Unified Start, Personalized End: Progressive Pruning for Efficient 3D Medical Image Segmentation
This provides a cost-effective solution for scalable clinical deployment of 3D medical image segmentation, though it is incremental as it builds on existing pruning techniques.
The paper tackles the problem of heavy resource and time consumption in 3D medical image segmentation by proposing PSP-Seg, a progressive pruning framework that achieves performance comparable to nnU-Net while reducing GPU memory usage by 42-45%, training time by 29-48%, and parameters by 83-87% across five datasets.

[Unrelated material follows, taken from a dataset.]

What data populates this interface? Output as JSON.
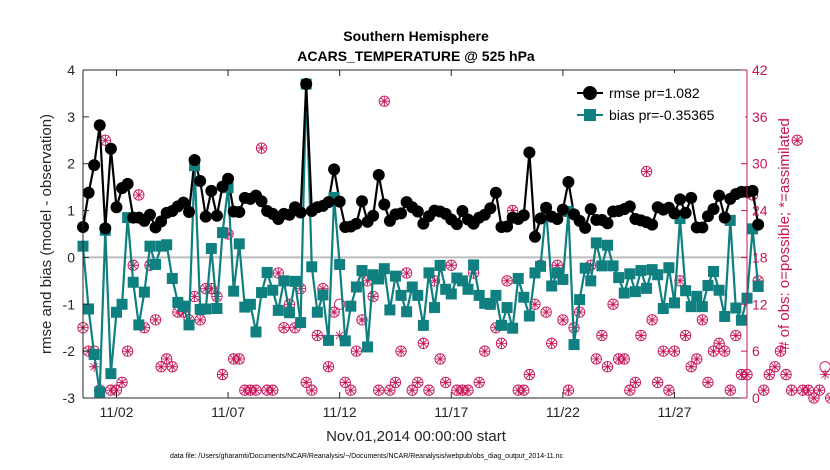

3D medical image segmentation often faces heavy resource and time consumption, limiting its scalability and rapid deployment in clinical environments. Existing efficient segmentation models are typically static and manually designed prior to training, which restricts their adaptability across diverse tasks and makes it difficult to balance performance with resource efficiency. In this paper, we propose PSP-Seg, a progressive pruning framework that enables dynamic and efficient 3D segmentation. PSP-Seg begins with a redundant model and iteratively prunes redundant modules through a combination of block-wise pruning and a functional decoupling loss. We evaluate PSP-Seg on five public datasets, benchmarking it against seven state-of-the-art models and six efficient segmentation models. Results demonstrate that the lightweight variant, PSP-Seg-S, achieves performance on par with nnU-Net while reducing GPU memory usage by 42-45%, training time by 29-48%, and parameter number by 83-87% across all datasets. These findings underscore PSP-Seg's potential as a cost-effective yet high-performing alternative for widespread clinical application.